= Identifier for Advertisers =

Unique identifier tied to an Apple device

The Identifier for Advertisers (IDFA) is a unique random device identifier that American information technology company Apple generates and assigns to every device. It is intended to be used by advertisers to deliver personalized ads and attribute ad interactions for ad retargeting. Users can opt-out of IDFA via the "Limit Ad Tracking" (LAT) setting (and an estimated 20% do).

Starting in iOS 14.5, iPadOS 14.5, and tvOS 14.5, users are prompted to decide whether to opt-in or out of IDFA sharing before apps can query it. This choice can be altered in Settings. In May, 2021, Verizon-owned advertisement analytics company Flurry Analytics reported that 96% of US users opted out of IDFA sharing.

== History ==
=== Limit Ad Tracking ===
In iOS 10, Apple introduced "Limit Ad Tracking" setting for users who do not wish to be tracked by advertising networks. If the setting is enabled the system returns a default all-zero id for that device. As of December 2020, it's estimated that approximately 20% of users turn on this setting.

=== App Tracking Transparency ===

On September 3, 2020, Apple announced plans to restrict access to IDFA and require websites and apps to obtain an explicit permission from users before being granted access to IDFA. Since January 2021, users and developers could test this change by installing iOS 14 beta release.

In July 2020, Facebook stated that this transparency requirement would likely hurt their advertising targeting. Facebook said that these changes "may render [their tracking] so ineffective on iOS 14 that it may not make sense to offer it on iOS 14" and Facebook apps on iOS 14, including Facebook, WhatsApp, Instagram, Messenger, and others will not collect IDFA on iOS 14.

In early September, Apple postponed these restrictions until early 2021.

In December 2020, the Mozilla Foundation expressed support for Apple restricting access to IDFA and asked users to sign a petition to "help strengthen [Apple's] resolve to protect consumer privacy".

On December 15, 2020, Facebook launched a "Speak Up for Small Businesses" campaign against Apple. In this campaign, Facebook purchased full-page advertisements in newspapers and created a web page claiming Facebook tries to help small businesses. This campaign became controversial even within Facebook itself, because some employees thought Facebook was "trying to justify doing a bad thing by hiding behind people with a sympathetic message."

On January 27, 2021, Google announced that when the new requirement goes into effect, a "handful" of Google apps will stop collecting IDFAs (and thus the apps will avoid displaying a prompt for allowing tracking user activity).

In February 2021, Post-IDFA alliance surveyed 600 customers and noted that 38.5% of them said they plan to allow tracking by tapping "yes" in the App Tracking Transparency prompt.

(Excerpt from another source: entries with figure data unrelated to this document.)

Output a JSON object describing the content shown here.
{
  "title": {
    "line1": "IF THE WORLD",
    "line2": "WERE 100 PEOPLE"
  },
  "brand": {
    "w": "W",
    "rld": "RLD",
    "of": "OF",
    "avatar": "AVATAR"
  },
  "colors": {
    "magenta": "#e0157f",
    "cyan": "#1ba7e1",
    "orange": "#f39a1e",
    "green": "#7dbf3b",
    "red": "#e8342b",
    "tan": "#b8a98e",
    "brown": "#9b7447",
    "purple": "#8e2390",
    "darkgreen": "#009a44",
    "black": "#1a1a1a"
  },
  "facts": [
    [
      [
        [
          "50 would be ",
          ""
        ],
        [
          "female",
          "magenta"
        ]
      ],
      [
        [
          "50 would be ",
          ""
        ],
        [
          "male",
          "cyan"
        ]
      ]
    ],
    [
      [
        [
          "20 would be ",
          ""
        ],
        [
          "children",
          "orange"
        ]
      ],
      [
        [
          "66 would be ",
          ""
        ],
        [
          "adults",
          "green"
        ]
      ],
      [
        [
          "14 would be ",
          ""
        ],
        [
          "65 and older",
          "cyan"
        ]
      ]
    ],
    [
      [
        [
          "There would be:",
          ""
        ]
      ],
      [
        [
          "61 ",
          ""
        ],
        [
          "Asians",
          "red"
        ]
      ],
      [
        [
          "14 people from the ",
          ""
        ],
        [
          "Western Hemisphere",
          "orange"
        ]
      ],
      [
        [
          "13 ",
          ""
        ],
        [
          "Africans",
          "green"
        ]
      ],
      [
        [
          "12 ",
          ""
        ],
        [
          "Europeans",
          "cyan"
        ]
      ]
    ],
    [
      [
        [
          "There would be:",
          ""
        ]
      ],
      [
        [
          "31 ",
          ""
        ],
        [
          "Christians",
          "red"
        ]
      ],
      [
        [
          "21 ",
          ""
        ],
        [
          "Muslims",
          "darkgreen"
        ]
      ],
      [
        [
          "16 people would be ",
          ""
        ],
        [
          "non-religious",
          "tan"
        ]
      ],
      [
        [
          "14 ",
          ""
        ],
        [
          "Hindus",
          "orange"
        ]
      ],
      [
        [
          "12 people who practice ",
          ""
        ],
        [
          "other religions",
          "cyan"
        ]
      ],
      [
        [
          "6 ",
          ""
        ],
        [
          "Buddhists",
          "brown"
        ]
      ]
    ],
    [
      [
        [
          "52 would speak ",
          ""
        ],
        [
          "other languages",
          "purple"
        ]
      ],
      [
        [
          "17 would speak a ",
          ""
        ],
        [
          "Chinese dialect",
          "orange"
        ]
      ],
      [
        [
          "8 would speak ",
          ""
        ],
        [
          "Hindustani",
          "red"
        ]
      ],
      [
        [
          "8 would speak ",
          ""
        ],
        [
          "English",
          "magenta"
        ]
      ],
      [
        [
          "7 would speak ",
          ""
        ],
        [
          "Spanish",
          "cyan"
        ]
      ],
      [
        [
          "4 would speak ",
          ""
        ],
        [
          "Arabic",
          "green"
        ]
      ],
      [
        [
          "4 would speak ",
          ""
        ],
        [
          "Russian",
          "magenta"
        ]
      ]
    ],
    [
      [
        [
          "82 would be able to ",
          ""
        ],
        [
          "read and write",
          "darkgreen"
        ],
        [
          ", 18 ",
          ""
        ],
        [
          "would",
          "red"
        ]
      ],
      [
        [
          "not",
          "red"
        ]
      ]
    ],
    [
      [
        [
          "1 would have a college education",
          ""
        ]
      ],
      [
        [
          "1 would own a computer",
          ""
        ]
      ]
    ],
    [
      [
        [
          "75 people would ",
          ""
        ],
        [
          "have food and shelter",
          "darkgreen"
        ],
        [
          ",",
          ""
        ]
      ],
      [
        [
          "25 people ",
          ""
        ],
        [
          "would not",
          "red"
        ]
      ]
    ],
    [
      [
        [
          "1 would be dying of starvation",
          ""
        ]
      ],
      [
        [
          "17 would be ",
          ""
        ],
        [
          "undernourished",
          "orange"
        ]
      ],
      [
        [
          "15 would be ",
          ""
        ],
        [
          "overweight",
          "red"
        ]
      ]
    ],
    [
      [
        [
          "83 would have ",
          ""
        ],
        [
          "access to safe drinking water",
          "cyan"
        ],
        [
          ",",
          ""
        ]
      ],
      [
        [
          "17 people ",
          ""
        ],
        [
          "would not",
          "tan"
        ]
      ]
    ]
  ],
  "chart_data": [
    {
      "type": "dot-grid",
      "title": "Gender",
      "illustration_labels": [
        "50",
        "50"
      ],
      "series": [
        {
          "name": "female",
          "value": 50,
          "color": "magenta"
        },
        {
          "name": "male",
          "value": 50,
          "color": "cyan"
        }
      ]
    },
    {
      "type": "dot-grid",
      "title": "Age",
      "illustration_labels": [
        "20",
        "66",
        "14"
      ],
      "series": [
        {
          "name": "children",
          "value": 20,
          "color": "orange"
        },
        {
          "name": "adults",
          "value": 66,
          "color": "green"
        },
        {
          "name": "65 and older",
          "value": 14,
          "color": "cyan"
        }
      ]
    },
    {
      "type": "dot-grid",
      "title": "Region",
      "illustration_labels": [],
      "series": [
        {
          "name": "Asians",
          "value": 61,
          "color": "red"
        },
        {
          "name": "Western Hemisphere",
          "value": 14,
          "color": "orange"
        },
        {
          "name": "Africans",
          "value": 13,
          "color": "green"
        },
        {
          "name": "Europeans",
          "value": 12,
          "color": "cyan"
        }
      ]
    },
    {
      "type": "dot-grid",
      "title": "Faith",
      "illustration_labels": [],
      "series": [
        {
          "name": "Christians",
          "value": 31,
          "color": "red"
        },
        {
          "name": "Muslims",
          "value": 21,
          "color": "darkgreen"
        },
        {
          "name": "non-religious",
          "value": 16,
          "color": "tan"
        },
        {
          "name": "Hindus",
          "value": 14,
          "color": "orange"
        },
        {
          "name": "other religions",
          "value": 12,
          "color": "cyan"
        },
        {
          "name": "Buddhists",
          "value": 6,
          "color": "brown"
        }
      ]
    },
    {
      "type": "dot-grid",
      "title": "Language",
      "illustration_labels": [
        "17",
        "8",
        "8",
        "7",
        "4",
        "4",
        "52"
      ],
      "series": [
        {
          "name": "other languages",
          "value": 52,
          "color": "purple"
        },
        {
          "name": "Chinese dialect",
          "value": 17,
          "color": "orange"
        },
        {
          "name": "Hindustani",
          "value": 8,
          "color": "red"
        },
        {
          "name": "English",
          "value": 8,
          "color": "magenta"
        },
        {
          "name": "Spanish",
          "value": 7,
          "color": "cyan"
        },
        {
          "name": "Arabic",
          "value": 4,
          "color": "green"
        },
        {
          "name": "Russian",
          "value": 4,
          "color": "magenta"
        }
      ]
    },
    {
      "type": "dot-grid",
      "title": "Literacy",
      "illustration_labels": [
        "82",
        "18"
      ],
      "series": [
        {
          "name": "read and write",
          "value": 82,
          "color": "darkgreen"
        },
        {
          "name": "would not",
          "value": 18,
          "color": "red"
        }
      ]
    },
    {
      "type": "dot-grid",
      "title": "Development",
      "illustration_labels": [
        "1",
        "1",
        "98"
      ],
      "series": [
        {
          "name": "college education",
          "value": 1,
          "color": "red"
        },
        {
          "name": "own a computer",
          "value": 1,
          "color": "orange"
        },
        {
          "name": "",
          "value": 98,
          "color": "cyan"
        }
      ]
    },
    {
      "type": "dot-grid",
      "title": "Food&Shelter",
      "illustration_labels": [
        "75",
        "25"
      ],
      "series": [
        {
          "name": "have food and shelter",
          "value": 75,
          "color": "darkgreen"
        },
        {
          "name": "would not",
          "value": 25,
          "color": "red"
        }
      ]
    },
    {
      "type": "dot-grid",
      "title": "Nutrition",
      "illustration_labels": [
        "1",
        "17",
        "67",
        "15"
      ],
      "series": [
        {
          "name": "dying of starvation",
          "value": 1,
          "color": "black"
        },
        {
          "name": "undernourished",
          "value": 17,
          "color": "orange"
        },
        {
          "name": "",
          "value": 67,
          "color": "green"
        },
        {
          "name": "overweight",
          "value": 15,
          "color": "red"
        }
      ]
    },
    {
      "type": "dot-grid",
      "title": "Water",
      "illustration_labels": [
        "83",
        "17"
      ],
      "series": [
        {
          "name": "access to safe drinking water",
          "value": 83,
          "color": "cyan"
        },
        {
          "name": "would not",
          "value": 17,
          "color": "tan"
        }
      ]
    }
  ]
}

On March 18, 2021, Facebook changed its stance. Facebook CEO, Mark Zuckerberg, claimed that these changes might even strengthen Facebook's position "if Apple’s changes encourage more businesses to conduct more commerce on [Facebook's] platforms by making it harder for them to use their data in order to find the customers that would want to use their products outside of [Facebook's] platforms".

On April 1, 2021, the Apple App Store started rejecting apps which used Adjust Apple's System Development Kit (SDK) and attempted to circumvent App Tracking Transparency rules via device fingerprinting (collecting device and usage data to create a unique identifier in order to track the user). On April 2, Adjust removed the offending code and app developers might pass App Store review after updating to the new Adjust SDK version.

In May, 2021, Verizon-owned advertisement analytics company Flurry reported that 96% of US users opted out of IDFA sharing. Approximately 3% of US users restricted IDFA sharing system-wide.

=== Unconditional restrictions on Advertising ID sharing ===
Apple unconditionally disables Apple IDFA sharing for some Apple ID accounts. In this case apps do not display permission prompt and the Settings entry "Allow Apps to Request to Track" is grayed out. Restrictions apply if the Apple ID is:

- classified as a child account (for example, user's calculated age is less than 18 years old), or
- managed by an educational institution or organization which limits tracking, or
- less than 3 days old.

== Circumvention attempts ==
In March 2021, the China Advertising Association announced that it was backing a device fingerprinting system as a work-around for Apple's new IDFA restrictions called CAID. Companies testing the system reportedly include ByteDance and Tencent.